As the overall U.S. population shifts, so too do workforce demographics. Based on the different ways the population is changing, employers can expect that more future employees will have disabilities covered by the Americans with Disabilities Act (ADA). One reason for this is that, as the National Center for Health Statistics reports, U.S. obesity rates have more than doubled since the 1970s—which means there has been an associated rise in weight-related health problems such as high blood pressure, high cholesterol and diabetes.
In addition, more older employees are in the workforce, and some of these seniors have disabilities.
Meanwhile, the U.S. Centers for Disease Control and Prevention has reported a significant rise in the number of children—the workforce of the not-so-distant future—with such developmental and behavioral conditions as attention deficit hyperactivity disorder, autism, and various mood and anxiety disorders.
Unfortunately, many employers are overwhelmed and underprepared when it comes to accommodating employees who have disabilities. What’s more, employers often face a maze of regulations that can complicate the situation. For example, California employers must comply with several overlapping laws, including the ADA, which was broadened by the ADA Amendments Act of 2008, and the California Fair Employment and Housing Act, which must be followed in coordination with various laws on workers’ compensation, pregnancy leave and family leave.
Here are five tips for how employers can engage more effectively with employees on disability accommodation issues and avoid disability-related lawsuits—or at least be better prepared to defend themselves against such suits.
1. Create a Written Policy
Make sure your employee handbook includes a disability accommodation policy that clearly describes the interactive dialogue process and focuses on the need for communication between employees and HR professionals.
The policy should:
• Be separate from—and in addition to—the typical nondiscrimination and anti-harassment guidelines found in most handbooks.
• Spell out what the interactive dialogue process consists of, including information about documenting the existing disability if it isn’t obvious and discussing options for reasonable accommodation.

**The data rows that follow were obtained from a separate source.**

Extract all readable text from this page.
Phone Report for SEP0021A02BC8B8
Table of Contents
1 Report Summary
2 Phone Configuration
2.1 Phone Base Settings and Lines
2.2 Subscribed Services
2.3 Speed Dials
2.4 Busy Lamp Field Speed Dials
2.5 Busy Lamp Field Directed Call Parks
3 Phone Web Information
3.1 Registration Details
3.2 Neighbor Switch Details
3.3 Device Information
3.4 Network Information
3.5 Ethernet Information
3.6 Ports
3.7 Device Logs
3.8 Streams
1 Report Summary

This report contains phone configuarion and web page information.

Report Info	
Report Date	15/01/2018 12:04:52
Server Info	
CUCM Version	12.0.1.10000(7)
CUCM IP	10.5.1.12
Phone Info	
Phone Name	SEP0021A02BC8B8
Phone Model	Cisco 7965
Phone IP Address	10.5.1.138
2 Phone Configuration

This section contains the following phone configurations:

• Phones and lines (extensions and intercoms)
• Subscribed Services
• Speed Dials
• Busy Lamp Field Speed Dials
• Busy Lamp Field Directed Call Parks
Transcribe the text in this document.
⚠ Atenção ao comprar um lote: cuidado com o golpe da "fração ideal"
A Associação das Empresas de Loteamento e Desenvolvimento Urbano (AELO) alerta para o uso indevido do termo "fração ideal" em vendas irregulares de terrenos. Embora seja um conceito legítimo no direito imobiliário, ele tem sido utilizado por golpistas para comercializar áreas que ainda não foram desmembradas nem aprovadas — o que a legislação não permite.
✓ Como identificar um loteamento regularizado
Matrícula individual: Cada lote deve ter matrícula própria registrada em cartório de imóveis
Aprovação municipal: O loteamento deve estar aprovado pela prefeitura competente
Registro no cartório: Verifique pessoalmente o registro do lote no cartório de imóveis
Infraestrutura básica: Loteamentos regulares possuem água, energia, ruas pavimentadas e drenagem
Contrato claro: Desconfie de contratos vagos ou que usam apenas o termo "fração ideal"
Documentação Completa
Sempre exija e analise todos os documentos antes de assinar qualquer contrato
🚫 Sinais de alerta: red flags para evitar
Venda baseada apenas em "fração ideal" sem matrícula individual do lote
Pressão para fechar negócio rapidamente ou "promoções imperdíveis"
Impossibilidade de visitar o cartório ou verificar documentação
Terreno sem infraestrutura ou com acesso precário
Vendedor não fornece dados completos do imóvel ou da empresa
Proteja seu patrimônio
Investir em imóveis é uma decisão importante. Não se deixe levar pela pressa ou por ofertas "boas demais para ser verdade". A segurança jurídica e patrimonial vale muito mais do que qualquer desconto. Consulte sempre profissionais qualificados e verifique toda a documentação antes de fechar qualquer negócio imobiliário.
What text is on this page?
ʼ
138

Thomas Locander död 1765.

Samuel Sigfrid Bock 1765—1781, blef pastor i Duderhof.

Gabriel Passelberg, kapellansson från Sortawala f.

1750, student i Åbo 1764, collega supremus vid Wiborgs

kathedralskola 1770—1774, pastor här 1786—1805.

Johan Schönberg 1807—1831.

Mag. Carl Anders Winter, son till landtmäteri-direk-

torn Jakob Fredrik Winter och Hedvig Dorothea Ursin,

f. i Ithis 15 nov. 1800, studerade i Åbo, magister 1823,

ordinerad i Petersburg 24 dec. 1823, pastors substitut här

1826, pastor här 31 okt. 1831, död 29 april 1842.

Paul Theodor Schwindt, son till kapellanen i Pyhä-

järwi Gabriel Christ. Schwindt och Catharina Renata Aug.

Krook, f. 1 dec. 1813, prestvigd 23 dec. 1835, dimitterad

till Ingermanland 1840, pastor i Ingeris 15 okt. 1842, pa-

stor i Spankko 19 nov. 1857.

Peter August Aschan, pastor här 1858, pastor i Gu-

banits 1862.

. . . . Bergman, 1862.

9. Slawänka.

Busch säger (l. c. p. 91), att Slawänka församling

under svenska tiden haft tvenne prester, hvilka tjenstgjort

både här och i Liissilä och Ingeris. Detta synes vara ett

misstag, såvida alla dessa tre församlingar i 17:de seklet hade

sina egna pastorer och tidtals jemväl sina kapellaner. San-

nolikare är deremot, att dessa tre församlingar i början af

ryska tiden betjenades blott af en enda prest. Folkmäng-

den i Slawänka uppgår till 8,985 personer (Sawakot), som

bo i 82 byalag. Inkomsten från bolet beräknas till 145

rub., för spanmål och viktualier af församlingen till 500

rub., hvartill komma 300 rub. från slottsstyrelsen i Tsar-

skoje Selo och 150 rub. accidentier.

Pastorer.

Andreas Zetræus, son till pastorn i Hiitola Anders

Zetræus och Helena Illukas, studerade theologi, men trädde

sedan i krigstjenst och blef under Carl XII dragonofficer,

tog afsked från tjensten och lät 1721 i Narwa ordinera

• Stress the necessity for open and ongoing two-way conversations about the employee’s needs and how those requirements might affect the way the worker performs the job’s essential functions.
• Designate specific HR professionals who will handle accommodation requests. This approach helps to ensure that employees will connect with the people in the company who are most qualified in this area. Employers are often found legally liable if a worker can prove that his or her supervisor had knowledge of an accommodation request and failed to take proper action. A policy that names the specific individuals responsible for receiving such requests helps avoid this problem.
2. Train All Employees
Supervisors are the eyes and ears of the company. In fact, the law deems that whatever they know or should know is what the company knows or should know as well. Thus, employers that fail to train their managers on how to handle accommodation requests are setting themselves up for lawsuits.
These requests come in many forms and are not always easy to recognize. Legally, they don’t even have to be made in writing: Office chatter in which an employee mentions a disability in the context of his or her personal life could later be used to show that the employer had "constructive knowledge" of the disability.
Imagine, for example, an employee sharing with his boss that he struggles to make it to work in the morning due to physical therapy sessions he must attend. Believe it or not, that conversation would likely be deemed an accommodation request in the courtroom. An untrained supervisor not only may fail to initiate an appropriate interactive dialogue but also could subject the employee to disciplinary action that might later be deemed unlawful retaliation.
Consider training nonsupervisors on the accommodation policy as well. If every employee understands when accommodations should be sought, how requests should be made and who they should be made to, there is a greater likelihood that the company will handle these situations appropriately overall.
3. Make Individualized Assessments
Once a supervisor or HR professional becomes aware of an employee’s need for accommodation, he or she is legally required to engage in an interactive dialogue to determine any job-related limitations that might stem from the disability, as well as whether—and which—reasonable accommodations are in order.
This is not a one-size-fits-all process; each request requires an individualized assessment that should include suggestions from the employee as well as the manager. Think of it as a brainstorming session. The company cannot simply rely on an approach that worked previously for an employee with a similar disability.
Keep an open mind and carefully evaluate each individual’s request and medical condition. Consult with the company’s lawyers to understand what can and cannot be asked of the employee during this assessment.
4. Keep Talking
An employer’s obligation does not end after a worker is given a reasonable accommodation. Continue to follow up with the employee and his or her supervisor to ensure that the accommodation is effective, and do not assume that the initial discussion and decisions will suffice. The job conditions and the health of the employee can change.
That’s why the dialogue should continue when an employee is on ADA leave. He or she may need additional time off, for example, due to an unforeseen complication.
Be sure employees know to inform designated HR professionals if the accommodation provided becomes insufficient.
5. Document Conversations
Every communication you have with the worker regarding the accommodation process should be documented and maintained in his or her confidential medical file (separate from the personnel file). Too often, managers fail to make note of the daily two-minute exchanges they have with a worker who has a disability. But it is those very conversations that constitute the ongoing interactive dialogue. No discussion about accommodation is too brief to be documented, given that the burden of proving that an interactive dialogue took place will ultimately fall to the employer.